Another of the most important decisions taken is the dismissal of the current ambassador permanent representative of Spain to the European Union, Pablo García Berdoy, who had been in the post since December 2016, appointed by the government of Mariano Rajoy. To replace him, Albares has opted for Marcos Alonso, current ambassador to Albania and another diplomat of the minister’s full confidence, with whom he was already director general of European Affairs and G-20 in the Presidency of the Government.
The changes also affect the General Technical Secretariat, where José María Muriel has been replaced by Rosa Velázquez Álvarez, who has held various legal posts in both the Ministry of Foreign Affairs and the Ministry of the Interior.
María Sebastián de Erice has been appointed Director General of Protocol, Chancellery and Orders, to fill the vacancy left by Caridad Batalla, the new Consul General in New York. María Sebastián de Erice had been the Second Introducer of Ambassadors since October 2018 and was responsible, on many occasions, for receiving the Style Copies of the new ambassadors accredited in Spain.
In the so-called ‘political directorates general‘, that of Ibero-America and the Caribbean -where Rafael Garranzo was- will be taken over by Xavier Martí, until now director of Ángeles Moreno’s Cabinet as State Secretary for International Cooperation and who has been Deputy Consul at Spain’s Consulates General in Lima and São Paulo.
Heading the Directorate General for North America, Eastern Europe, Asia and the Pacific, which Ana Salomon is vacating, will be Javier Salido, who was Director General for Sustainable Development Policies at the State Secretariat for International Cooperation and has been posted to the Embassies in Brazil, India and Trinidad and Tobago.
Likewise, the new director general for the Maghreb, Mediterranean and Middle East will be Alberto Ucelay, currently ambassador to Sudan, who was deputy director general for the Middle East and held second posts in the Spanish embassies in Morocco, Kuwait and Tunisia.
Finally, the Council of Ministers proceeded to make several appointments of new ambassadors. The most important is that of José María Ridao, as ambassador to India, since the post had been vacant for almost nine months, following the retirement at the end of October of the incumbent, José Ramón Barañano. Ridao was currently assigned to the Diplomatic School and was ambassador to UNESCO, as well as having worked for years as a journalist for the newspaper El País.

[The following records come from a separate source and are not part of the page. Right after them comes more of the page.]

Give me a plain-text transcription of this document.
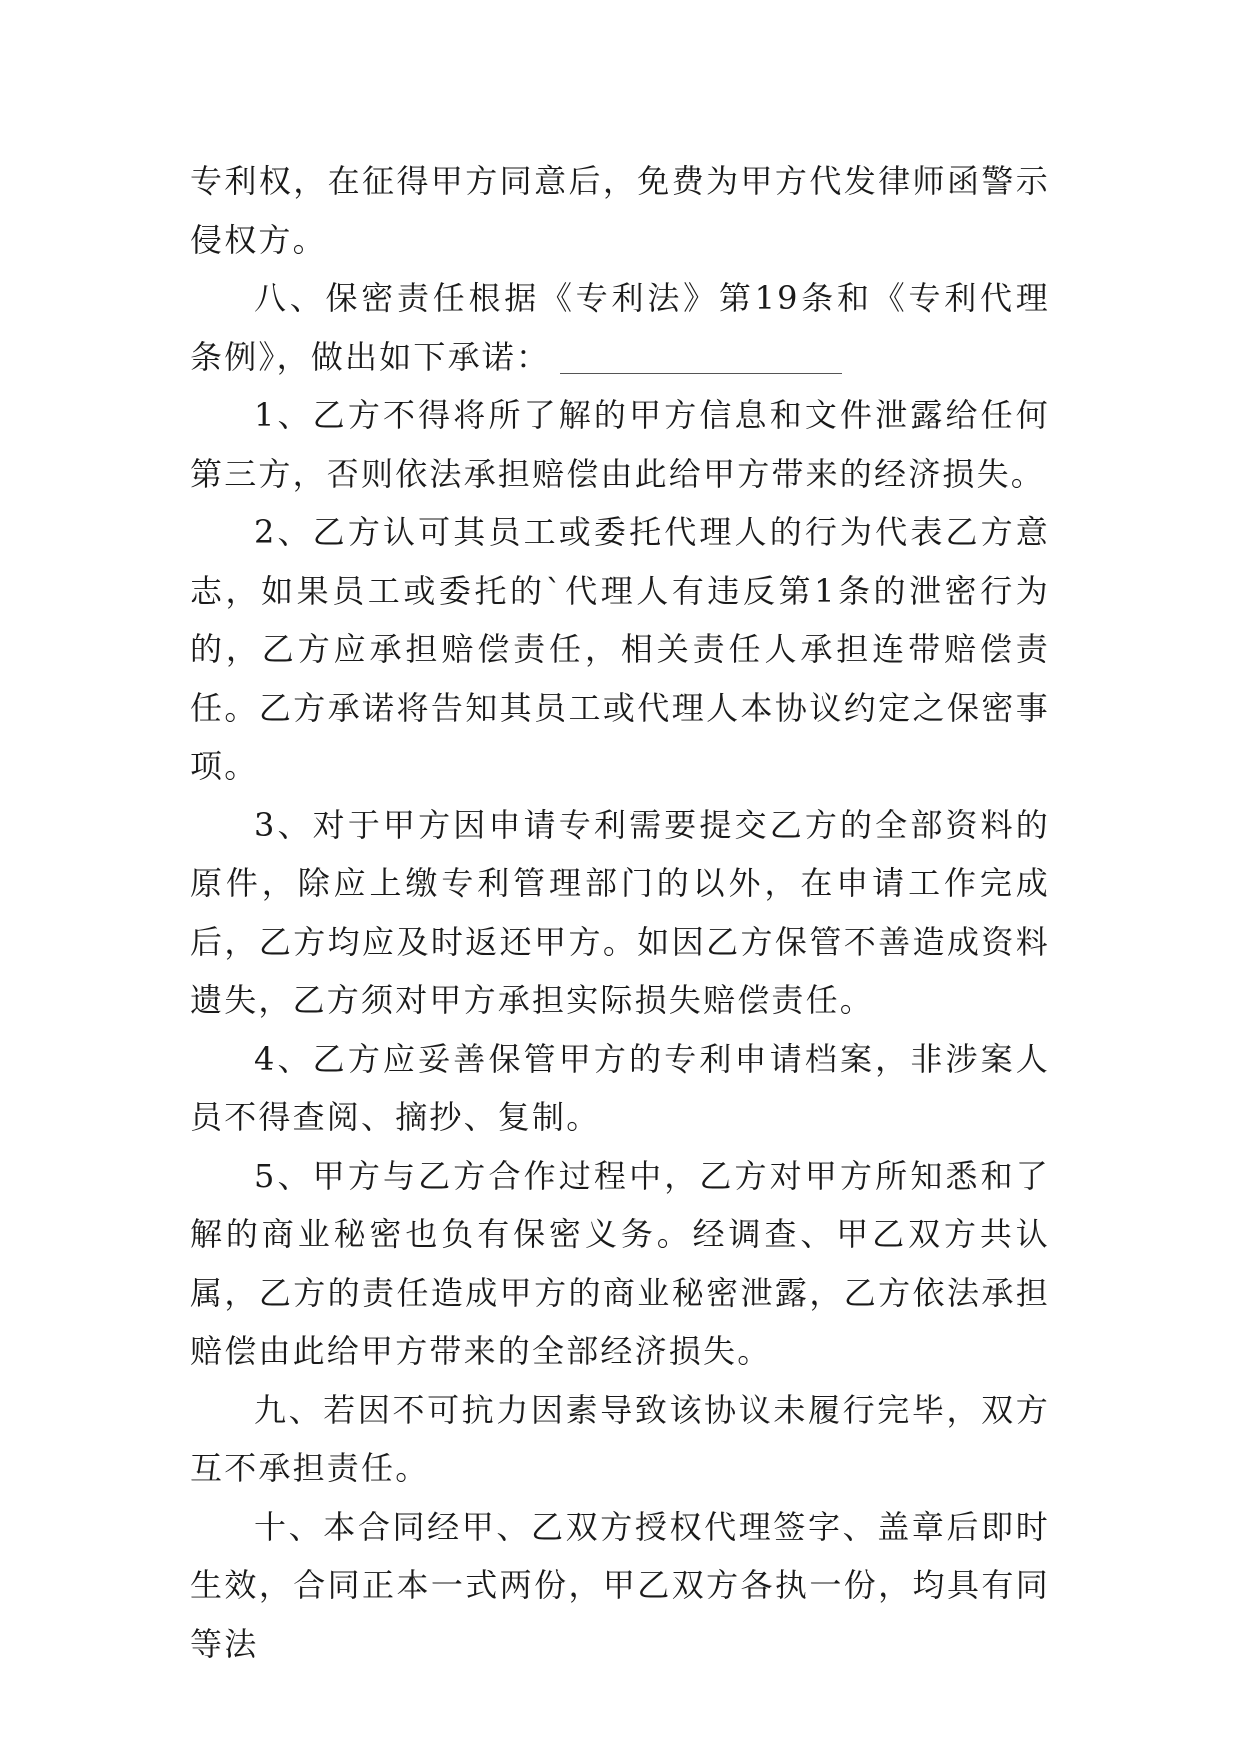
专利权，在征得甲方同意后，免费为甲方代发律师函警示侵权方。

八、保密责任根据《专利法》第19条和《专利代理条例》，做出如下承诺：

1、乙方不得将所了解的甲方信息和文件泄露给任何第三方，否则依法承担赔偿由此给甲方带来的经济损失。

2、乙方认可其员工或委托代理人的行为代表乙方意志，如果员工或委托的`代理人有违反第1条的泄密行为的，乙方应承担赔偿责任，相关责任人承担连带赔偿责任。乙方承诺将告知其员工或代理人本协议约定之保密事项。

3、对于甲方因申请专利需要提交乙方的全部资料的原件，除应上缴专利管理部门的以外，在申请工作完成后，乙方均应及时返还甲方。如因乙方保管不善造成资料遗失，乙方须对甲方承担实际损失赔偿责任。

4、乙方应妥善保管甲方的专利申请档案，非涉案人员不得查阅、摘抄、复制。

5、甲方与乙方合作过程中，乙方对甲方所知悉和了解的商业秘密也负有保密义务。经调查、甲乙双方共认属，乙方的责任造成甲方的商业秘密泄露，乙方依法承担赔偿由此给甲方带来的全部经济损失。

九、若因不可抗力因素导致该协议未履行完毕，双方互不承担责任。

十、本合同经甲、乙双方授权代理签字、盖章后即时生效，合同正本一式两份，甲乙双方各执一份，均具有同等法
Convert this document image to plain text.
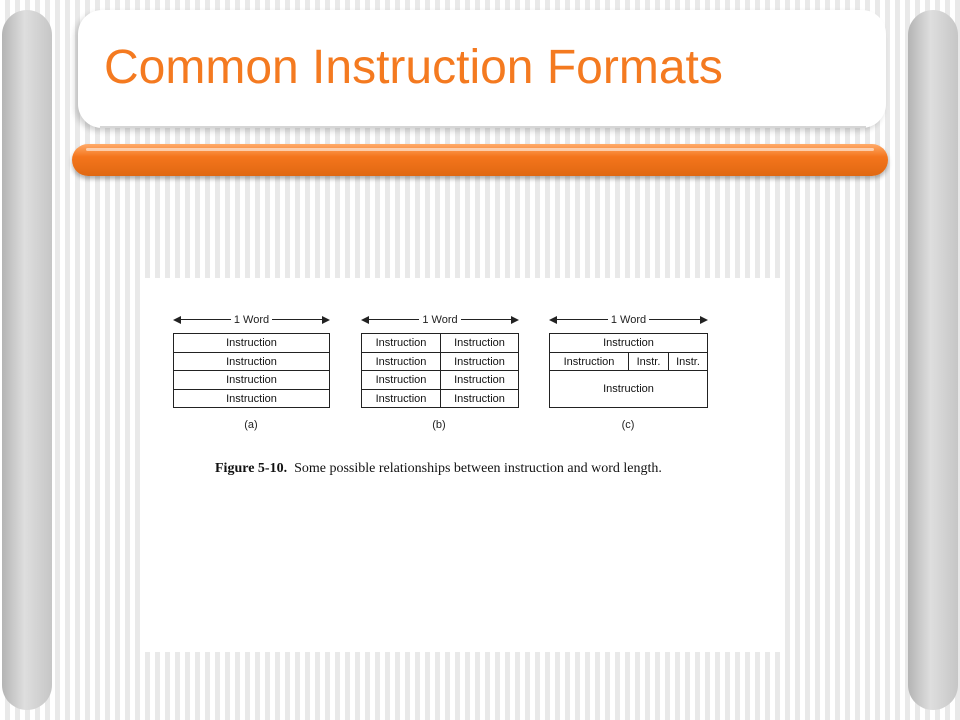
Common Instruction Formats
1 Word
Instruction
Instruction
Instruction
Instruction
(a)
1 Word
Instruction	Instruction
Instruction	Instruction
Instruction	Instruction
Instruction	Instruction
(b)
1 Word
Instruction
Instruction	Instr.	Instr.
Instruction
(c)
Figure 5-10. Some possible relationships between instruction and word length.
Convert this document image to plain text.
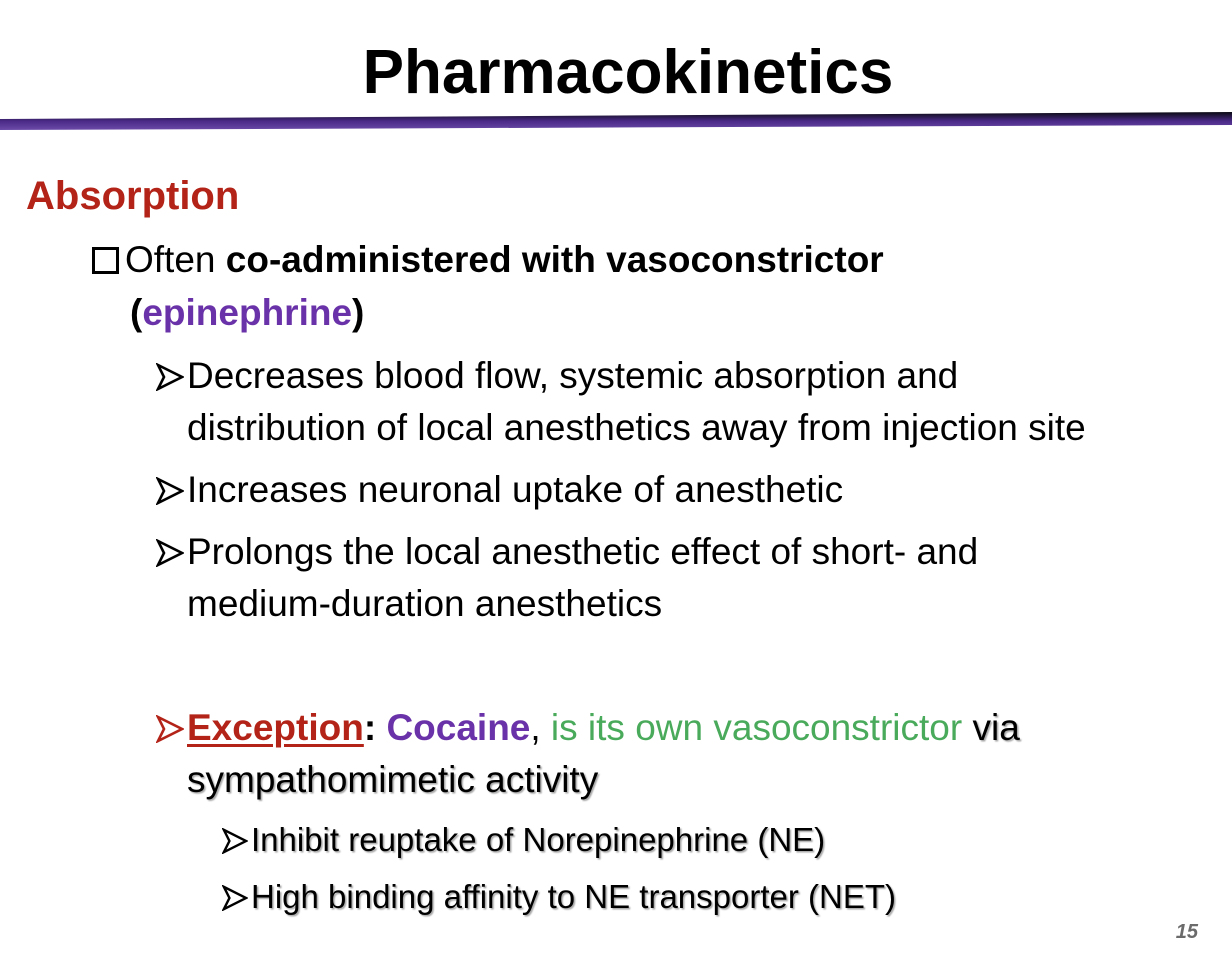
Pharmacokinetics
Absorption
Often co-administered with vasoconstrictor
(epinephrine)
Decreases blood flow, systemic absorption and
distribution of local anesthetics away from injection site
Increases neuronal uptake of anesthetic
Prolongs the local anesthetic effect of short- and
medium-duration anesthetics
Exception: Cocaine, is its own vasoconstrictor via
sympathomimetic activity
Inhibit reuptake of Norepinephrine (NE)
High binding affinity to NE transporter (NET)
15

Ana Salomon, for her part, leaves the post of Director General for North America, Eastern Europe, Asia and the Pacific to take charge of the embassy in Israel, replacing Manuel Gómez-Acebo. She has been ambassador to Cyprus.
Finally, Teresa Lizaranzu, who was Spain’s ambassador to UNESCO, will be the new ambassador to Bosnia and Herzegovina. The post had been vacant since the retirement of the incumbent, José María Valdemoro, in March this year.